The Thanksgiving holiday is a four-day holiday over the weekend. Families and friends usually eat a special meal together (usually with a turkey as the main dish). This meal also usually includes mashed potatoes, cranberry sauce, pumpkin pie, several casseroles, and stuffing. This meal is made to remember a group of settlers called the Pilgrims, who came from England in 1620 to make a new life in North America. The food eaten today for Thanksgiving is very different from the food that was eaten at the First Thanksgiving in 1621.
(*Cornbread or Johnny cake is a name for any number of "quick breads"- bread leavened chemically instead of by yeast- containing cornmeal. As maize (also known as corn) is native to North America, the various kinds of cornbreads are more prevalent there. In Italy, the corn-based mush known as polenta is sometimes fashioned into a fried form resembling cornbread.)

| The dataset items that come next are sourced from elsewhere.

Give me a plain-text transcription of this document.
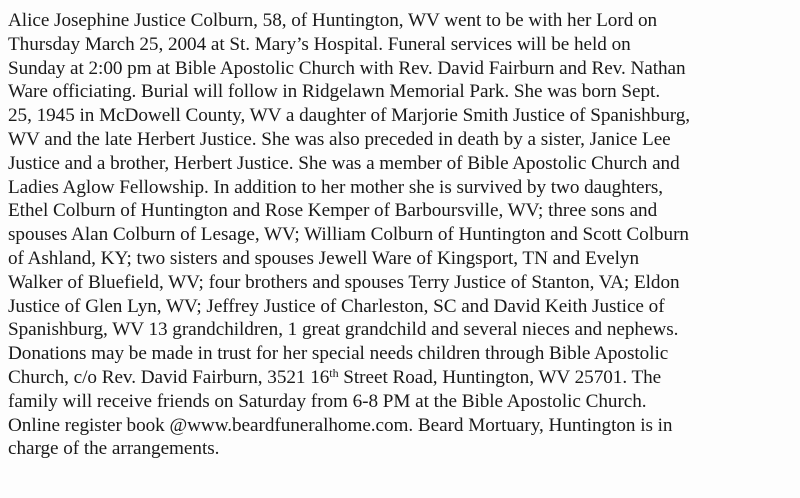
Alice Josephine Justice Colburn, 58, of Huntington, WV went to be with her Lord on
Thursday March 25, 2004 at St. Mary’s Hospital. Funeral services will be held on
Sunday at 2:00 pm at Bible Apostolic Church with Rev. David Fairburn and Rev. Nathan
Ware officiating. Burial will follow in Ridgelawn Memorial Park. She was born Sept.
25, 1945 in McDowell County, WV a daughter of Marjorie Smith Justice of Spanishburg,
WV and the late Herbert Justice. She was also preceded in death by a sister, Janice Lee
Justice and a brother, Herbert Justice. She was a member of Bible Apostolic Church and
Ladies Aglow Fellowship. In addition to her mother she is survived by two daughters,
Ethel Colburn of Huntington and Rose Kemper of Barboursville, WV; three sons and
spouses Alan Colburn of Lesage, WV; William Colburn of Huntington and Scott Colburn
of Ashland, KY; two sisters and spouses Jewell Ware of Kingsport, TN and Evelyn
Walker of Bluefield, WV; four brothers and spouses Terry Justice of Stanton, VA; Eldon
Justice of Glen Lyn, WV; Jeffrey Justice of Charleston, SC and David Keith Justice of
Spanishburg, WV 13 grandchildren, 1 great grandchild and several nieces and nephews.
Donations may be made in trust for her special needs children through Bible Apostolic
Church, c/o Rev. David Fairburn, 3521 16th Street Road, Huntington, WV 25701. The
family will receive friends on Saturday from 6-8 PM at the Bible Apostolic Church.
Online register book @www.beardfuneralhome.com. Beard Mortuary, Huntington is in
charge of the arrangements.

The Macy's Thanksgiving Day Parade, often shortened to Macy's Day Parade, is an annual parade presented by Macy's. The tradition started in 1924, tying it for the second-oldest Thanksgiving parade in the United States along with America's Thanksgiving Parade in Detroit, and four years younger than the 6abc IKEA Thanksgiving Day Parade in Philadelphia. The three-hour event is held in New York City starting at 9:00 a.m. EST (Eastern Time Zone) on Thanksgiving Day.

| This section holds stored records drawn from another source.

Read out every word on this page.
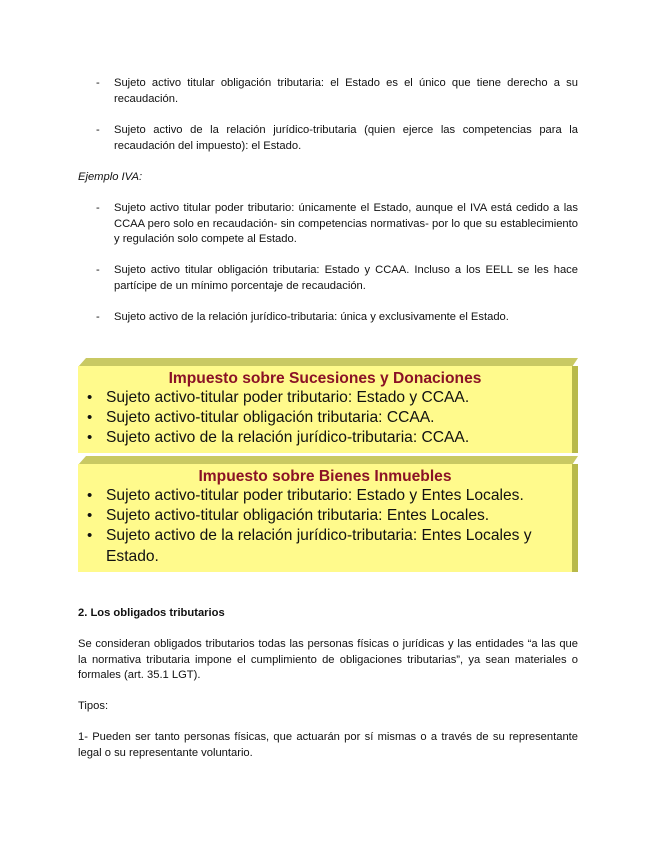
-	Sujeto activo titular obligación tributaria: el Estado es el único que tiene derecho a su recaudación.
-	Sujeto activo de la relación jurídico-tributaria (quien ejerce las competencias para la recaudación del impuesto): el Estado.
Ejemplo IVA:
-	Sujeto activo titular poder tributario: únicamente el Estado, aunque el IVA está cedido a las CCAA pero solo en recaudación- sin competencias normativas- por lo que su establecimiento y regulación solo compete al Estado.
-	Sujeto activo titular obligación tributaria: Estado y CCAA. Incluso a los EELL se les hace partícipe de un mínimo porcentaje de recaudación.
-	Sujeto activo de la relación jurídico-tributaria: única y exclusivamente el Estado.
Impuesto sobre Sucesiones y Donaciones
• Sujeto activo-titular poder tributario: Estado y CCAA.
• Sujeto activo-titular obligación tributaria: CCAA.
• Sujeto activo de la relación jurídico-tributaria: CCAA.
Impuesto sobre Bienes Inmuebles
• Sujeto activo-titular poder tributario: Estado y Entes Locales.
• Sujeto activo-titular obligación tributaria: Entes Locales.
• Sujeto activo de la relación jurídico-tributaria: Entes Locales y Estado.
2. Los obligados tributarios
Se consideran obligados tributarios todas las personas físicas o jurídicas y las entidades “a las que la normativa tributaria impone el cumplimiento de obligaciones tributarias”, ya sean materiales o formales (art. 35.1 LGT).
Tipos:
1- Pueden ser tanto personas físicas, que actuarán por sí mismas o a través de su representante legal o su representante voluntario.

In the 1920s, many of Macy's department store employees were first-generation immigrants. Proud of their new American heritage, they wanted to celebrate the United States parade of Thanksgiving with the type of festival their parents had loved in Europe.
In 1920, the inaugural parade (originally known as the Macy's Christmas Parade and later the Macy's Thanksgiving Day Christmas Parade was staged by the store. Employees and professional entertainers marched from 145th Street in Harlem to Macy's flagship store on 34th Street dressed in vibrant costumes. There were floats, professional bands and live animals borrowed from the Central Park Zoo. At the end of that first parade, as has been the case with every parade since, Santa Claus was welcomed into Herald Square. At this first parade, however, the Jolly Old Elf was enthroned on the Macy's balcony at the 34th Street store entrance, where he was then "crowned" "King of the Kiddies." With an audience of over a quarter of a million people, the parade was such a success that Macy's declared it would become an annual event.

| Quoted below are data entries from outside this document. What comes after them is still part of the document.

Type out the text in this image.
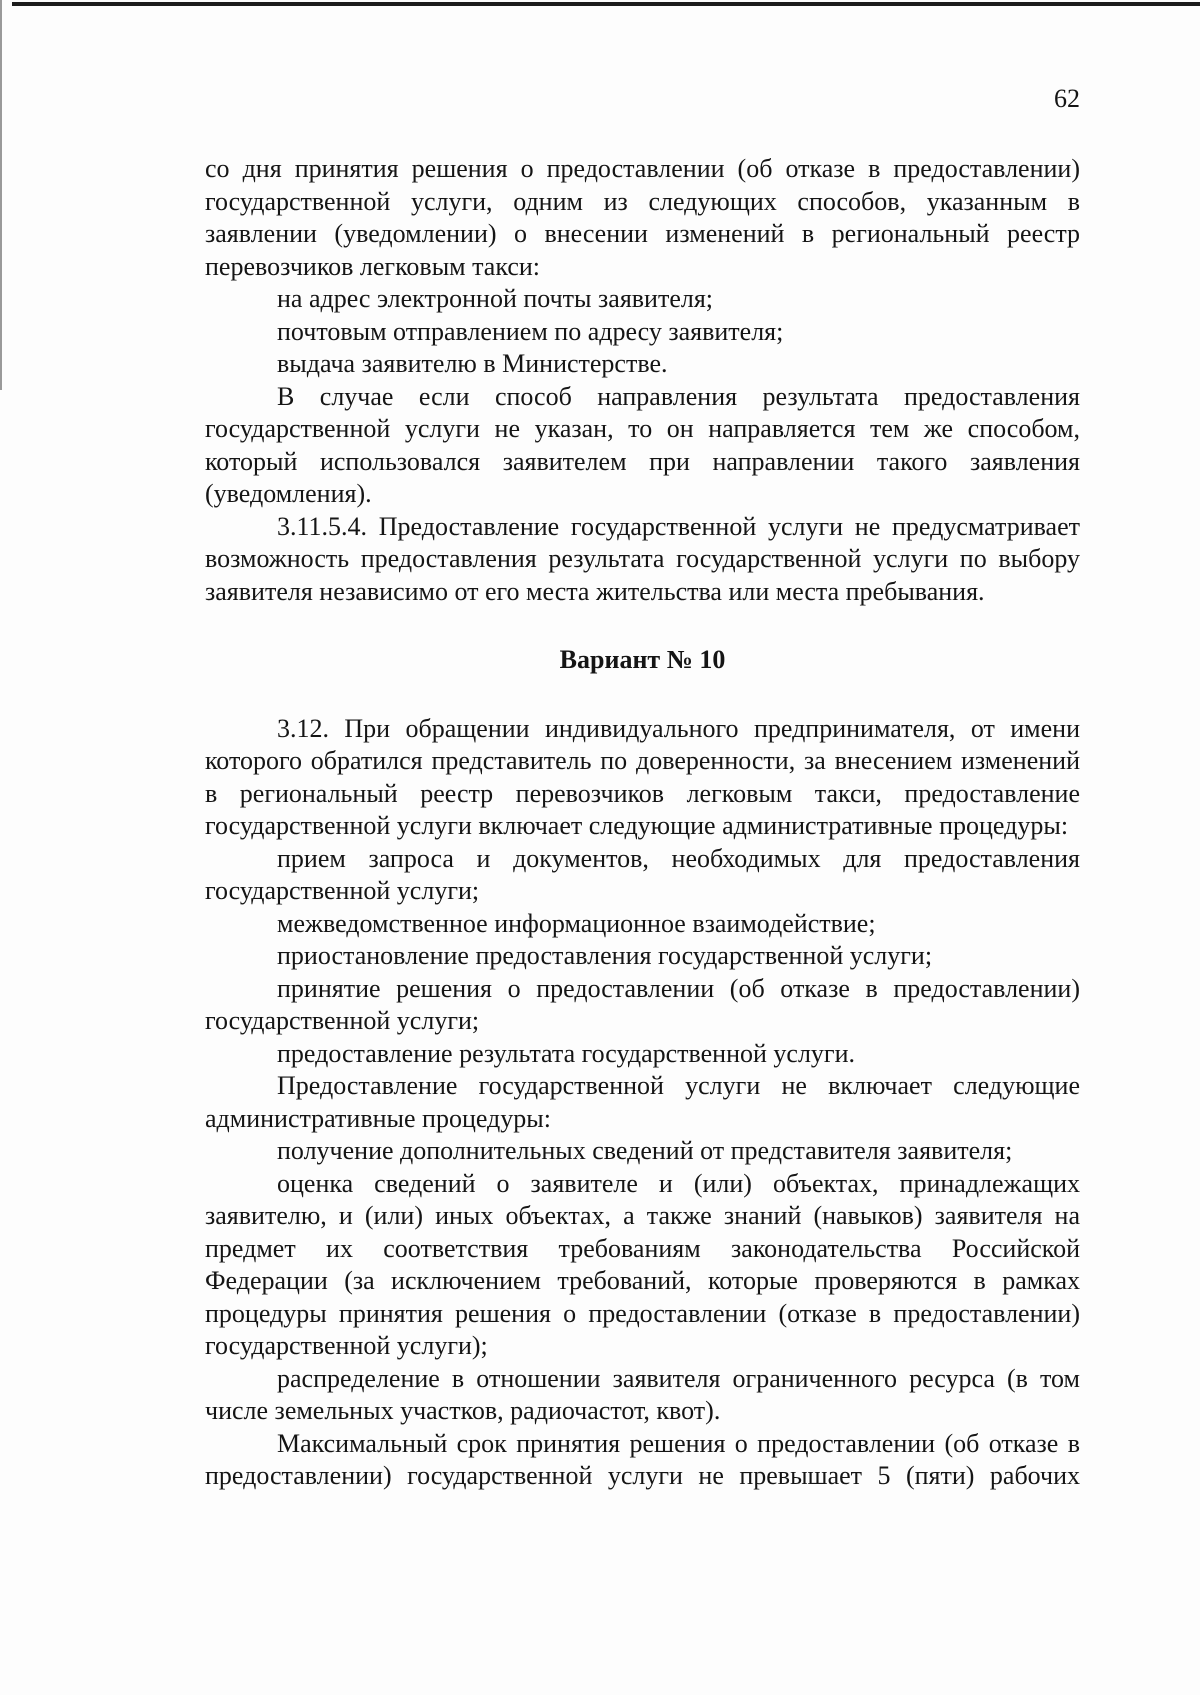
62

со дня принятия решения о предоставлении (об отказе в предоставлении) государственной услуги, одним из следующих способов, указанным в заявлении (уведомлении) о внесении изменений в региональный реестр перевозчиков легковым такси:

на адрес электронной почты заявителя;

почтовым отправлением по адресу заявителя;

выдача заявителю в Министерстве.

В случае если способ направления результата предоставления государственной услуги не указан, то он направляется тем же способом, который использовался заявителем при направлении такого заявления (уведомления).

3.11.5.4. Предоставление государственной услуги не предусматривает возможность предоставления результата государственной услуги по выбору заявителя независимо от его места жительства или места пребывания.

Вариант № 10

3.12. При обращении индивидуального предпринимателя, от имени которого обратился представитель по доверенности, за внесением изменений в региональный реестр перевозчиков легковым такси, предоставление государственной услуги включает следующие административные процедуры:

прием запроса и документов, необходимых для предоставления государственной услуги;

межведомственное информационное взаимодействие;

приостановление предоставления государственной услуги;

принятие решения о предоставлении (об отказе в предоставлении) государственной услуги;

предоставление результата государственной услуги.

Предоставление государственной услуги не включает следующие административные процедуры:

получение дополнительных сведений от представителя заявителя;

оценка сведений о заявителе и (или) объектах, принадлежащих заявителю, и (или) иных объектах, а также знаний (навыков) заявителя на предмет их соответствия требованиям законодательства Российской Федерации (за исключением требований, которые проверяются в рамках процедуры принятия решения о предоставлении (отказе в предоставлении) государственной услуги);

распределение в отношении заявителя ограниченного ресурса (в том числе земельных участков, радиочастот, квот).

Максимальный срок принятия решения о предоставлении (об отказе в предоставлении) государственной услуги не превышает 5 (пяти) рабочих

Large animal-shaped balloons, produced by the Goodyear Tire and Rubber Company in Akron, Ohio, replaced the live animals in 1927 when the Felix the Cat balloon made its debut. Felix was filled with air, but by the next year, helium was used to fill the expanding cast of balloons.
At the finale of the 1928 parade, the balloons were released into the sky where they unexpectedly burst. The following year they were redesigned with safety valves to allow them to float for a few days. Address labels were sewn into them, so that whoever found and mailed back the discarded balloon received a gift from Macy's.
Through the 1930s, the Parade continued to grow, with crowds of over 1 million lining the parade route in 1933. The first Mickey Mouse balloon entered the parade in 1934. The annual festivities were broadcast on local New York radio from 1932 through 1941,and resumed in 1945 through 1951.
The parade was suspended 1942–1944 during World War II, owing to the need for rubber and helium in the war effort.The parade resumed in 1945 using the route that it followed until 2008. The parade became a permanent part of American culture after being prominently featured in the 1947 film, Miracle on 34th Street, which shows actual footage of the 1946 festivities. The event was first broadcast on network television in 1948.By this point the event, and Macy's sponsorship of it, were sufficiently well-known to give rise to the colloquialism "Macy's Day Parade".
New safety measures were incorporated in 2006 to prevent accidents and balloon related injuries. One measure taken was installation of wind measurement devices to alert parade organizers to any unsafe conditions that could cause the balloons to behave erratically. Also, parade officials implemented a measure to keep the balloons closer to the ground during windy conditions.